Regarding your first question: Since the data is long/lat, one approach is to use earth.dist(...)
in package fossil
(calculates great circle dist):
library(fossil)
d = earth.dist(df) # distance object
Another approach uses distHaversine(...)
in the geosphere
package:
geo.dist = function(df) {
require(geosphere)
d <- function(i,z){ # z[1:2] contain long, lat
dist <- rep(0,nrow(z))
dist[i:nrow(z)] <- distHaversine(z[i:nrow(z),1:2],z[i,1:2])
return(dist)
}
dm <- do.call(cbind,lapply(1:nrow(df),d,df))
return(as.dist(dm))
}
The advantage here is that you can use any of the other distance algorithms in geosphere
, or you can define your own distance function and use it in place of distHaversine(...)

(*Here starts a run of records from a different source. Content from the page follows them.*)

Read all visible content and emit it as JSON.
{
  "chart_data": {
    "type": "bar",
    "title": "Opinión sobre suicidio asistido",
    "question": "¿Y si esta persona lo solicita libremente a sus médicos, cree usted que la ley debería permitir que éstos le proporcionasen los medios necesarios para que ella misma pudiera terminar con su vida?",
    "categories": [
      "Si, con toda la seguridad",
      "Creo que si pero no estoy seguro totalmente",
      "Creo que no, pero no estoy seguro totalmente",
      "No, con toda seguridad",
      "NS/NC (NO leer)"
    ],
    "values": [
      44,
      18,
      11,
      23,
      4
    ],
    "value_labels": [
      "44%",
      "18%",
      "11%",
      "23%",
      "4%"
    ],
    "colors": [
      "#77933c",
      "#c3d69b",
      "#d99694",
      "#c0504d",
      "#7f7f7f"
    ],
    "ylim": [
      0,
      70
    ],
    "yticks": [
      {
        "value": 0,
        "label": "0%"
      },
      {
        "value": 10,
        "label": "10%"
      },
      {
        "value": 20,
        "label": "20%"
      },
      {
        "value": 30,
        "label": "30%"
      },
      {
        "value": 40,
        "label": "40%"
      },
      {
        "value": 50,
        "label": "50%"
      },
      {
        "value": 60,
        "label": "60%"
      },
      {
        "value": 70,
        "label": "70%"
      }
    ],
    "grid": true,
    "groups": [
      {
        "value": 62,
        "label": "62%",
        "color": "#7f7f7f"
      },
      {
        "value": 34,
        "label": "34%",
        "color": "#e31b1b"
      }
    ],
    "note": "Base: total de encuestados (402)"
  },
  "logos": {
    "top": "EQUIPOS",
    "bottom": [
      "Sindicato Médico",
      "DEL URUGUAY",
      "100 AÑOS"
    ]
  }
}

. Then apply any of the base R clustering techniques (e.g., kmeans, hclust):
km <- kmeans(geo.dist(df),centers=3) # k-means, 3 clusters
hc <- hclust(geo.dist(df)) # hierarchical clustering, dendrogram
clust <- cutree(hc, k=3) # cut the dendrogram to generate 3 clusters
Finally, a real example:
setwd("<directory with all files...>")
cities <- read.csv("GeoLiteCity-Location.csv",header=T,skip=1)
set.seed(123)
CA <- cities[cities$country=="US" & cities$region=="CA",]

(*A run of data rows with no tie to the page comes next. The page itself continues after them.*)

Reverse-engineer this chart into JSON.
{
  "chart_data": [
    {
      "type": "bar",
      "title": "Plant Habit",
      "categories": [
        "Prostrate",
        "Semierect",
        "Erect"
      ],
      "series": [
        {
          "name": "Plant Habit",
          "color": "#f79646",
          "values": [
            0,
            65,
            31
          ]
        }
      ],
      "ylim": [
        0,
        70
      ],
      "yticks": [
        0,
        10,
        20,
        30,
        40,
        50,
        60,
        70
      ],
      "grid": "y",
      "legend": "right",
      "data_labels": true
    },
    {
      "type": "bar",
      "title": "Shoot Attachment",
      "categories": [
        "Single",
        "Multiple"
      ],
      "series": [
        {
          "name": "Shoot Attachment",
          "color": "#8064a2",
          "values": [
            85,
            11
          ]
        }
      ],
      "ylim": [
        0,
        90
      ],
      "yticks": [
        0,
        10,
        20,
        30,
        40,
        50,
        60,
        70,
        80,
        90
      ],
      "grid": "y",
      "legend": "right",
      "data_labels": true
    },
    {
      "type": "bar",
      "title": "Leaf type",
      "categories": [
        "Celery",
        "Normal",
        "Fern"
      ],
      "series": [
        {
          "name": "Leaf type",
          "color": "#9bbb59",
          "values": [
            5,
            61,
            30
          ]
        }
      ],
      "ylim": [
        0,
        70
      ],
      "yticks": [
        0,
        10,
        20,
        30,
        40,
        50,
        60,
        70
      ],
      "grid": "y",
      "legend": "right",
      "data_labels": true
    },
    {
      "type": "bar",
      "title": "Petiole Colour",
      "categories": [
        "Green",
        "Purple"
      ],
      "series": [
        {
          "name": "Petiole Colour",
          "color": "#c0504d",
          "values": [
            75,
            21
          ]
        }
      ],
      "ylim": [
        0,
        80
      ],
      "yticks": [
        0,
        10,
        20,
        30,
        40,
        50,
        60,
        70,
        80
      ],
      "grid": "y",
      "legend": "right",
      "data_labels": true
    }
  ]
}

CA <- CA[sample(1:nrow(CA),100),] # 100 random cities in California
df <- data.frame(long=CA$long, lat=CA$lat, city=CA$city)
d <- geo.dist(df) # distance matrix
hc <- hclust(d) # hierarchical clustering
plot(hc) # dendrogram suggests 4 clusters
df$clust <- cutree(hc,k=4)
library(ggplot2)
library(rgdal)
map.US <- readOGR(dsn=".", layer="tl_2013_us_state")

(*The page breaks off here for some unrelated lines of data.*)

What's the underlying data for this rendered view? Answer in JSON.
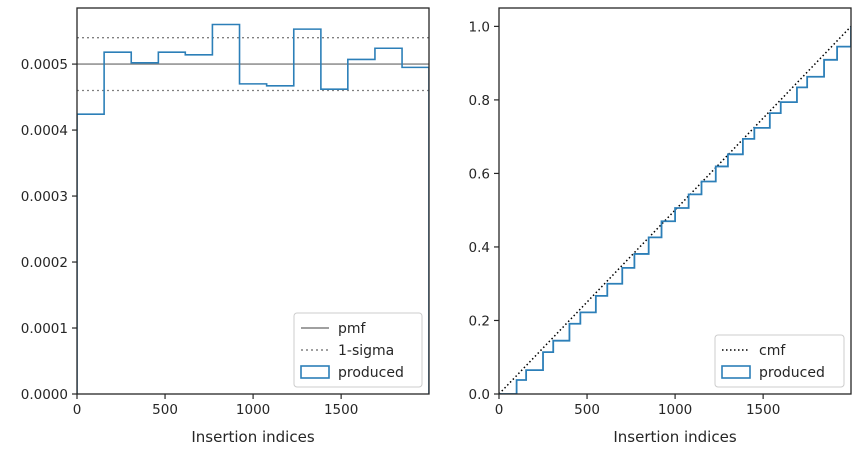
{
  "chart_data": [
    {
      "type": "step",
      "xlabel": "Insertion indices",
      "ylabel": "",
      "xlim": [
        0,
        1999
      ],
      "ylim": [
        0,
        0.000585
      ],
      "xticks": [
        0,
        500,
        1000,
        1500
      ],
      "yticks": [
        0,
        0.0001,
        0.0002,
        0.0003,
        0.0004,
        0.0005
      ],
      "xtick_labels": [
        "0",
        "500",
        "1000",
        "1500"
      ],
      "ytick_labels": [
        "0.0000",
        "0.0001",
        "0.0002",
        "0.0003",
        "0.0004",
        "0.0005"
      ],
      "hlines": [
        {
          "name": "pmf",
          "y": 0.0005,
          "style": "solid",
          "color": "#808080"
        },
        {
          "name": "1-sigma",
          "y": 0.00054,
          "style": "dotted",
          "color": "#808080"
        },
        {
          "name": "1-sigma",
          "y": 0.00046,
          "style": "dotted",
          "color": "#808080"
        }
      ],
      "histogram": {
        "name": "produced",
        "color": "#2c7fb8",
        "bin_edges": [
          0,
          154,
          308,
          462,
          615,
          769,
          923,
          1077,
          1231,
          1385,
          1538,
          1692,
          1846,
          1999
        ],
        "values": [
          0.000424,
          0.000518,
          0.000502,
          0.000518,
          0.000514,
          0.00056,
          0.00047,
          0.000467,
          0.000553,
          0.000462,
          0.000507,
          0.000524,
          0.000495
        ]
      },
      "legend": {
        "placement": "lower-right",
        "entries": [
          {
            "label": "pmf",
            "kind": "line",
            "style": "solid",
            "color": "#808080"
          },
          {
            "label": "1-sigma",
            "kind": "line",
            "style": "dotted",
            "color": "#808080"
          },
          {
            "label": "produced",
            "kind": "patch",
            "color": "#2c7fb8"
          }
        ]
      },
      "grid": false
    },
    {
      "type": "line",
      "xlabel": "Insertion indices",
      "ylabel": "",
      "xlim": [
        0,
        1999
      ],
      "ylim": [
        0,
        1.05
      ],
      "xticks": [
        0,
        500,
        1000,
        1500
      ],
      "yticks": [
        0.0,
        0.2,
        0.4,
        0.6,
        0.8,
        1.0
      ],
      "xtick_labels": [
        "0",
        "500",
        "1000",
        "1500"
      ],
      "ytick_labels": [
        "0.0",
        "0.2",
        "0.4",
        "0.6",
        "0.8",
        "1.0"
      ],
      "series": [
        {
          "name": "cmf",
          "style": "dotted",
          "color": "#000000",
          "x": [
            0,
            1999
          ],
          "y": [
            0.0,
            1.0
          ]
        },
        {
          "name": "produced",
          "style": "step",
          "color": "#2c7fb8",
          "x": [
            0,
            100,
            154,
            250,
            308,
            400,
            462,
            550,
            615,
            700,
            769,
            850,
            923,
            1000,
            1077,
            1150,
            1231,
            1300,
            1385,
            1450,
            1538,
            1600,
            1692,
            1750,
            1846,
            1920,
            1999
          ],
          "y": [
            0.0,
            0.038,
            0.065,
            0.114,
            0.145,
            0.191,
            0.222,
            0.267,
            0.3,
            0.343,
            0.381,
            0.426,
            0.47,
            0.506,
            0.543,
            0.578,
            0.619,
            0.652,
            0.694,
            0.724,
            0.764,
            0.794,
            0.834,
            0.863,
            0.909,
            0.945,
            1.0
          ]
        }
      ],
      "legend": {
        "placement": "lower-right",
        "entries": [
          {
            "label": "cmf",
            "kind": "line",
            "style": "dotted",
            "color": "#000000"
          },
          {
            "label": "produced",
            "kind": "patch",
            "color": "#2c7fb8"
          }
        ]
      },
      "grid": false
    }
  ]
}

map.CA <- map.US[map.US$NAME=="California",]
map.df <- fortify(map.CA)
ggplot(map.df)+
geom_path(aes(x=long, y=lat, group=group))+
geom_point(data=df, aes(x=long, y=lat, color=factor(clust)), size=4)+
scale_color_discrete("Cluster")+
coord_fixed()
The city data is from GeoLite. The US States shapefile is from the Census Bureau.
Edit in response to @Anony-Mousse comment:
It may seem odd that "LA" is divided between two clusters, however, expanding the map shows that, for this random selection of cities, there is a gap between cluster 3 and cluster 4. Cluster 4 is basically Santa Monica and Burbank; cluster 3 is Pasadena, South LA, Long Beach, and everything south of that.
K-means clustering (4 clusters) does keep the area around LA/Santa Monica/Burbank/Long Beach in one cluster (see below). This just comes down to the different algorithms used by kmeans(...)
and hclust(...)
.
km <- kmeans(d, centers=4)
df$clust <- km$cluster
It's worth noting that these methods require that all points must go into some cluster. If you just ask which points are close together, and allow that some cities don't go into any cluster, you get very different results.